Demonstrating YOLO v3 object detection with WebCam

Posted November 19, 2019 by Rokas Balsys



YOLOv3 web cam detection

Welcome to another YOLO v3 object detection tutorial. A lot of you asked me, how make this YOLO v3 work with web cam, I thought that this is obvious, but when I received around tenth email, with question "how to make it work with webcam", I thought - OK, I will invest my expensive 20 minutes and I will record a short tutorial about that.

So I will give you step by step instructions. From video tutorial, you might see that I downloaded my code from 4-th yolo object detection tutorial part. First if you want to try it by yourself you can find code on my GitHub. Alternatively, just clone whole directory with:

git clone https://github.com/pythonlessons/YOLOv3-object-detection-tutorial.git

We will be working in "YOLOv3-custom-training" directory. In video tutorial I will be working on "image_detect.py" file, but now you can find "webcam_detect.py" in same directory.

Now, download YOLOv3 weights from YOLO website, or use wget command:

wget https://pjreddie.com/media/files/yolov3.weights

Copy downloaded weights file to model_data folder.
Convert the Darknet YOLO model to a Keras model:

python convert.py model_data/yolov3.cfg model_data/yolov3.weights model_data/yolo_weights.h5

To measure how fast we can capture frames from our webcam we'll need to import time. Up to this step, you already should have all the needed files in 'model_data' directory, so we need to modify our default parameters to following:

"model_path": 'model_data/yolo_weights.h5',
"anchors_path": 'model_data/yolo_anchors.txt',
"classes_path": 'model_data/coco_classes.txt',

Now we need to comment "image = cv2.imread(image, cv2.IMREAD_COLOR)" line in "def detect_img(self, image):" function, because this function is used to read images from stored images on disk, here we'll use camera captured framed directly.

Now lets move to final part "if __name__=="__main__":".

Same as in previous tutorials I will use capture FPS parts, I will not explain them, because it's standrad procedure.

OpenCV provides a video capture object which handles everything related to opening and closing of the webcam.

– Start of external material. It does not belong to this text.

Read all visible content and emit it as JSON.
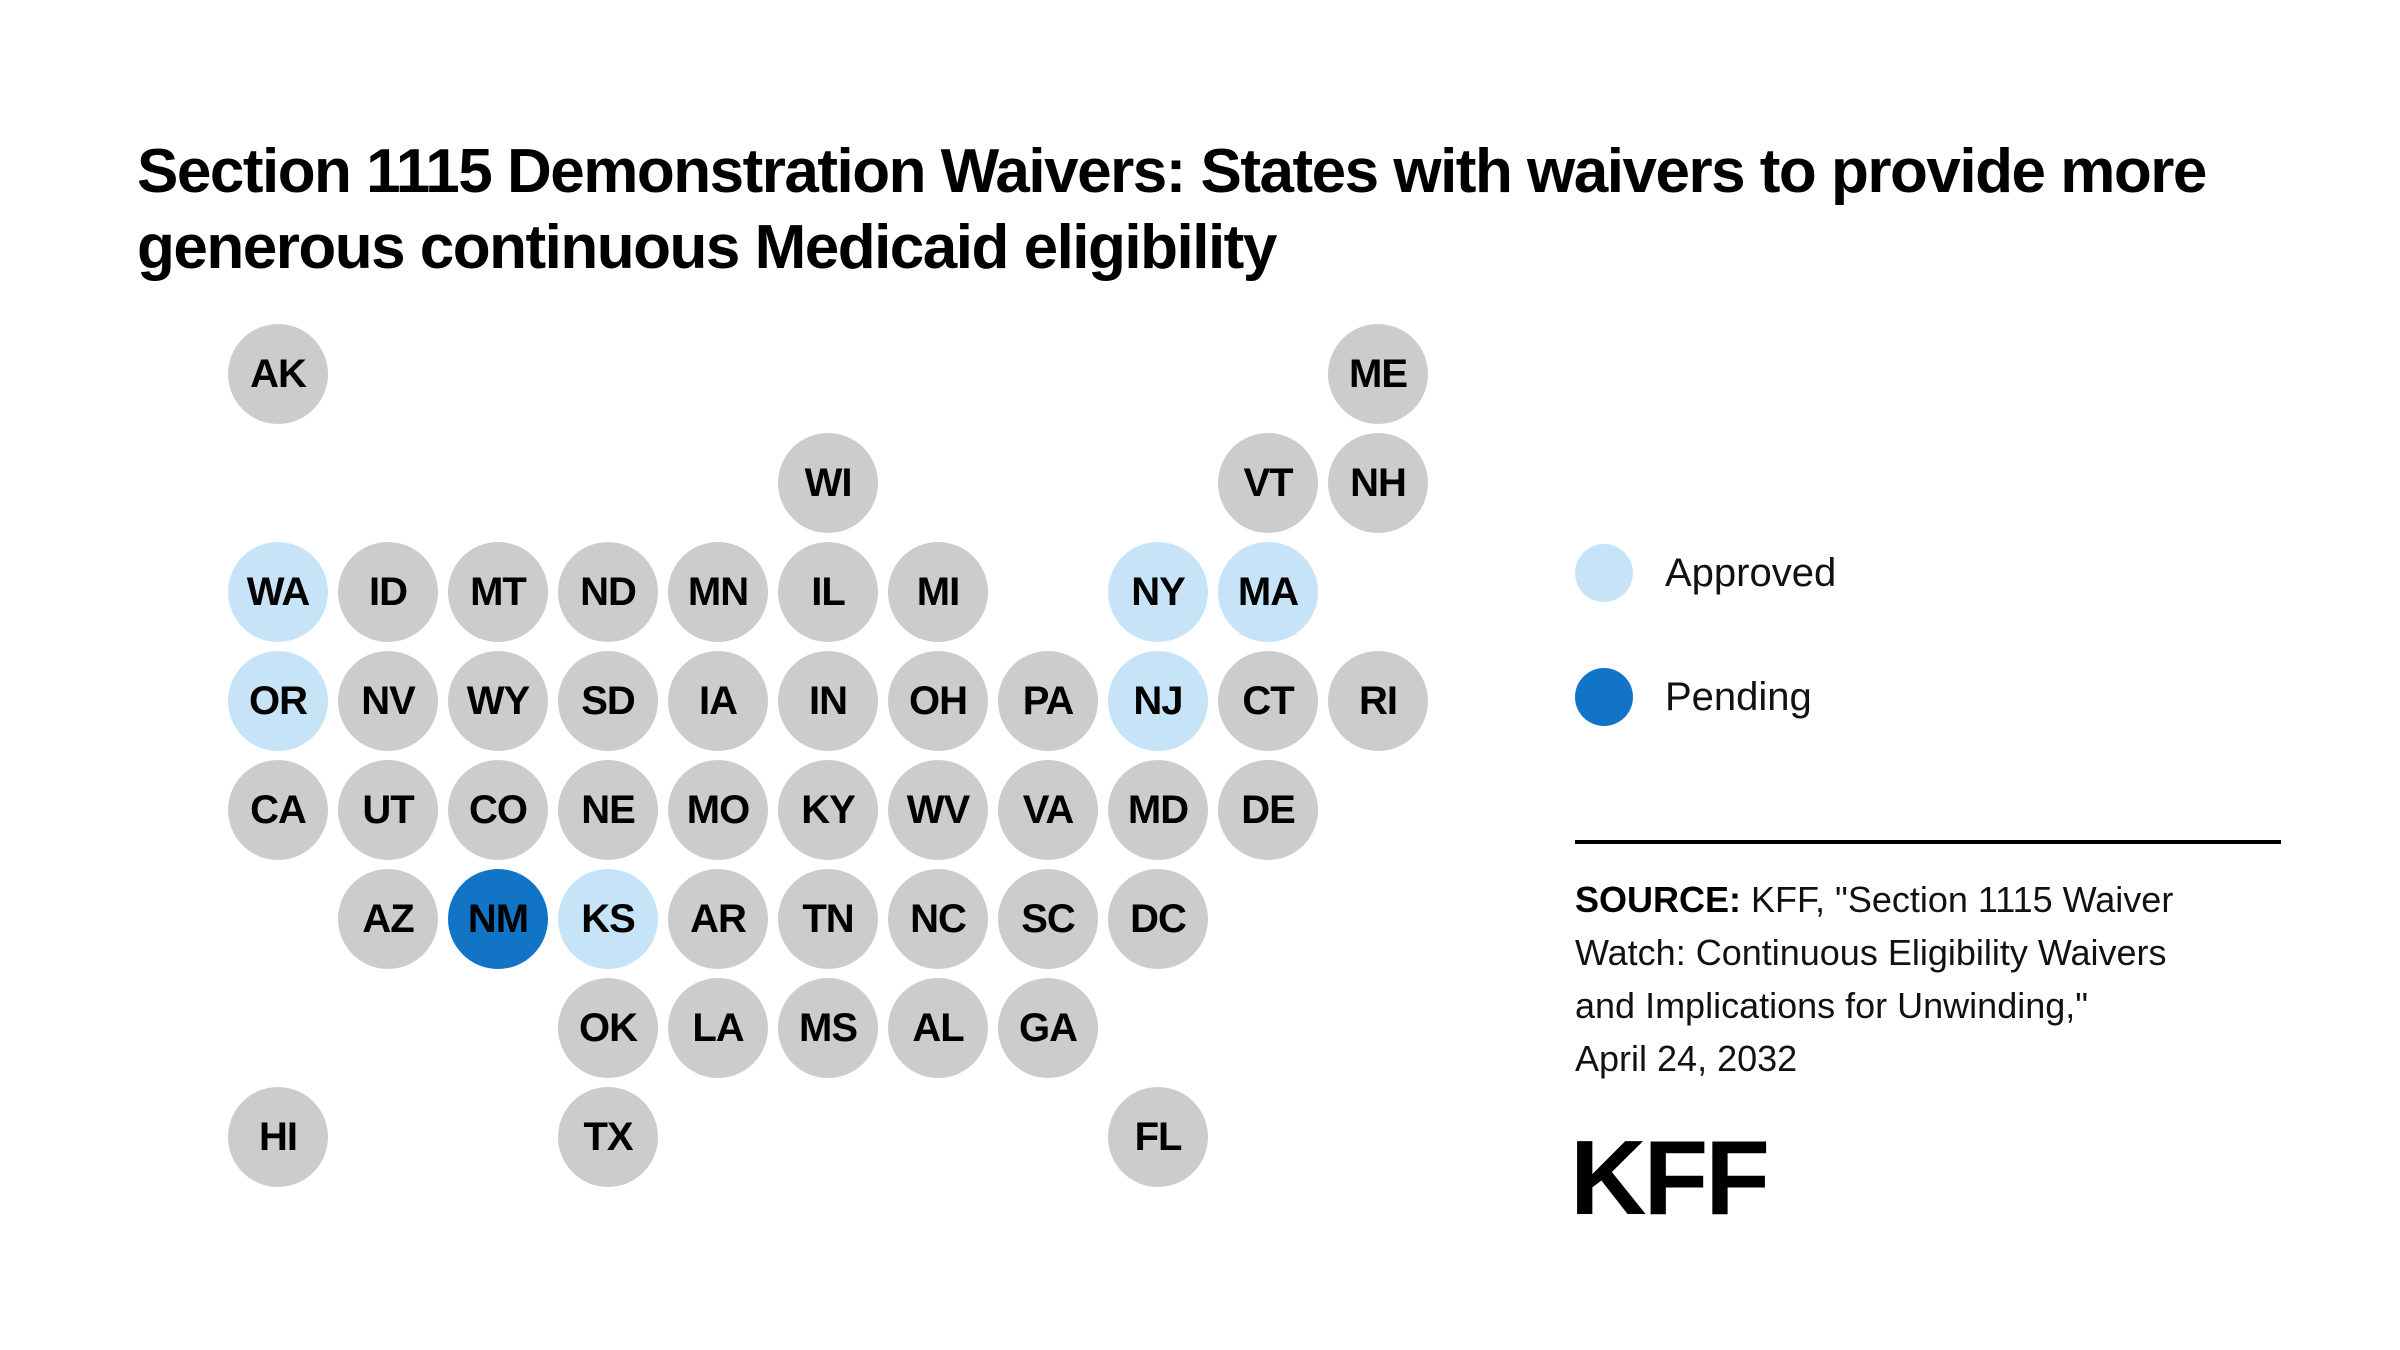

All we need to do is create that object and keep reading frames from it. The following code will open the webcam, capture the frames, scale them by a factor of 1, yolo model will detect object on it and then display them in a window. You can press the "q" key to exit:

yolo = YOLO()

# we create the video capture object cap
cap = cv2.VideoCapture(0)
if not cap.isOpened():
    raise IOError("We cannot open webcam")

while True:
    ret, frame = cap.read()
    # resize our captured frame if we need
    frame = cv2.resize(frame, None, fx=1.0, fy=1.0, interpolation=cv2.INTER_AREA)

    # detect object on our frame
    r_image, ObjectsList = yolo.detect_img(frame)

    # show us frame with detection
    cv2.imshow("Web cam input", r_image)
    if cv2.waitKey(25) & 0xFF == ord("q"):
        cv2.destroyAllWindows()
        break

cap.release()
cv2.destroyAllWindows()
yolo.close_session()

Short explanation:

As we can see in the preceding code, we use OpenCV's VideoCapture function to create the video capture object cap. Once it's created, we start an infinite loop and keep reading frames from the webcam until we encounter a keyboard interrupt. In the first line within the while loop, we have the following line:

ret, frame = cap.read()

Here, "ret" is a Boolean value returned by the read function, and it indicates whether or not the frame was captured successfully. If the frame is captured correctly, it's stored in the variable frame. This loop will keep running until we press the "q" key. So we keep checking for a keyboard interrupt in the following line:

if cv2.waitKey(25) & 0xFF == ord("q"):
	cv2.destroyAllWindows()
	break

Everytime we capture a new frame, we apply yolo detection on that frame:

r_image, ObjectsList = yolo.detect_img(frame)	

Conslusion:

So as you can see, it's not a magic to use your webcam with YOLO object detection. To edit code, that I could use webcam on all this stuff, took me around 10 minutes.

Also to make it more interesting we tried to compare FPS while using CPU and GPU. On cpu I was receiving around 3 frames per second, with GPU it was 11 frames per second. So to use object detection on gpu I can say that it's hundred times faster. Our frames were limited by openCV "cap.read()" function. I beleave there is ways to capture frames in faster way, but this wasn't the goal of this tutorial.

Full code of "webcam_detect.py" is on my github page.